Henry M. Flagler died on May 20, 1913. Petitioners are legatees under a testamentary trust created under his will. The trust continued for a period of ten years from his death and terminated on May 20, 1923. As of that time the trustees delivered to petitioners1 certain securities which were sold by them in 1934 and 1936. The question presented is whether the basis for computing gain or loss on such sales under 113(a)(5) of the Revenue Acts of 1934, 48 Stat. 680, and 19362, 49 Stat. 1648, is the value of the securities when delivered to the legatees or their value on the date of death of the decedent. Petitioners make substantially the same [313 U.S. 441, 443]   argument for application of the former criterion as did respondent in Helvering v. Reynolds, No. 684, 313 U.S. 428 , 61 S.Ct. 971, decided this day. And they contend that under Florida law they had at the date of death only contingent interests. But assuming they are correct in the latter contention, it is of no avail.

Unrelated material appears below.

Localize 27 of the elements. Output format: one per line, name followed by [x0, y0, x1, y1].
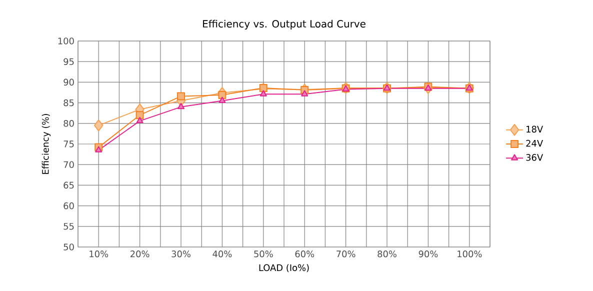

For the reasons stated in Helvering v. Reynolds, supra, the proper basis was the value of the securities at the death of the decedent. Accordingly, the judgments of the court below (2 Cir., 116 F.2d 800) must be affirmed.

The CHIEF JUSTICE and Mr. Justice ROBERTS dissent for the reasons stated in their dissent in Helvering v. Reynolds, No. 684, 311 U.S. –, 61 S.Ct. 971, decided this day.